Long Term Inflation or How Today’s Governments Will Never Pay Their National Debts Back Honestly

Click here to read the original Cautious Optimism Facebook post with comments 

6 MIN READ - The Cautious Optimism Correspondent for Economic Affairs and Other Egghead Stuff looks at the very real prospects for higher inflation over the long-term. Anyone interested in understanding more about the national debt may want to read on. 

The Economics Correspondent has written repeatedly he isn’t worried about this year’s Fed Covid QE fueling price hyperinflation. To read his past entries on short and mid-term inflation click the following links:

However long-term inflation is more concerning although again, not because of the Fed’s massive quantitative easing of 2020. Rather, the catalyst is more likely to be the exploding national debt.

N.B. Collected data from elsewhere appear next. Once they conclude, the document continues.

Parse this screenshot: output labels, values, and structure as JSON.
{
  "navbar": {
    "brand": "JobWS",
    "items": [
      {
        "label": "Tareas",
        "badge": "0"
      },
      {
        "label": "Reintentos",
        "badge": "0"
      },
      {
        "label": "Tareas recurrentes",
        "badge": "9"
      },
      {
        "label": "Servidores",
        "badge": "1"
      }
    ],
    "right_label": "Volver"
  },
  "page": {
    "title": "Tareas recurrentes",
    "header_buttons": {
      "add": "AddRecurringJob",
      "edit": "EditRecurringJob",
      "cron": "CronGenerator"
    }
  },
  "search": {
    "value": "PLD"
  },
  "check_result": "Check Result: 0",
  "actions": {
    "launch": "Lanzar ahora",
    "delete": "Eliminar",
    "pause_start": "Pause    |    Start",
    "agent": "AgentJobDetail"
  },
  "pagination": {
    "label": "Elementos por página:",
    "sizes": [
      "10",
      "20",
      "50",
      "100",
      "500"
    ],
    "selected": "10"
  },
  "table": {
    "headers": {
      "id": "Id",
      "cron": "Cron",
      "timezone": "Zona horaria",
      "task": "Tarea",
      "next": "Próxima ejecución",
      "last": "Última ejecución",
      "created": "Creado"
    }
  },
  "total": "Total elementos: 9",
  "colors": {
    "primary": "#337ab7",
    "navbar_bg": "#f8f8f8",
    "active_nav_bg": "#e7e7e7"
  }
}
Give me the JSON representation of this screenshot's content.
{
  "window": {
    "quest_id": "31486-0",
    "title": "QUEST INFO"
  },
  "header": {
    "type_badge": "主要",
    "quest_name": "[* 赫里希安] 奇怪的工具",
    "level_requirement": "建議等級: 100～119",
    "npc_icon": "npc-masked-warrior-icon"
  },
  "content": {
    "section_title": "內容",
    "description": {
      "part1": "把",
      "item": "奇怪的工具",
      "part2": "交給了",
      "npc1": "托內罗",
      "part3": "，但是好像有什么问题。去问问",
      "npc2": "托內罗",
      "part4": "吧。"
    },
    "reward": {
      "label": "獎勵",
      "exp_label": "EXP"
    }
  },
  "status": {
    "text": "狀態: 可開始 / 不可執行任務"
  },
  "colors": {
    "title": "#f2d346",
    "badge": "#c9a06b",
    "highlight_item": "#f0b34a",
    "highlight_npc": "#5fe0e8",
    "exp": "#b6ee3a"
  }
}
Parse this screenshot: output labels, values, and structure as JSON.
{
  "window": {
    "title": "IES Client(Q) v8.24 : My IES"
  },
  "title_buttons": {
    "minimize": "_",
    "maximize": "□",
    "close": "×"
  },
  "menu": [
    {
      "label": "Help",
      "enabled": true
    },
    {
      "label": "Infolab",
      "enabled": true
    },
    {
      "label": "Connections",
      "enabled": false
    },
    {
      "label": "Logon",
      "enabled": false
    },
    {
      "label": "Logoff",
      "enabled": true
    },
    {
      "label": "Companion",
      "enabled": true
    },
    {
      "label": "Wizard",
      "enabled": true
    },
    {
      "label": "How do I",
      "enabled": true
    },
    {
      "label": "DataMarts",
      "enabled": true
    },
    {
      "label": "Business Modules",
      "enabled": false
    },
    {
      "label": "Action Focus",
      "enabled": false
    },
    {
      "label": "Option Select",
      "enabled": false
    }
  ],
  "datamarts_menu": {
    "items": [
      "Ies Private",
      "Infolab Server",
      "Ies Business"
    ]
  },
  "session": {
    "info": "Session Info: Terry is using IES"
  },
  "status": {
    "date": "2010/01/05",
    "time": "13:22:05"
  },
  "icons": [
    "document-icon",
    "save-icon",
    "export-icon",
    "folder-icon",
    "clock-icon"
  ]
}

Because the federal government has so far borrowed nearly $3 trillion to spend on Covid bailouts, unemployment, assistance to state and local governments, and direct payments to households, the public debt has exploded to $26.8 trillion as of this writing. Meanwhile GDP contracted heavily in the spring although it should bounce back somewhat as economies reopen.

Exploding debt and a shrinking or more slowly growing economy means a skyrocketing debt-to-GDP ratio, the number that really matters to economists and policymakers.

Before the crisis the debt-to-GDP ratio had held fairly steady slightly above 100% from Barack Obama’s departure right up to March of 2020.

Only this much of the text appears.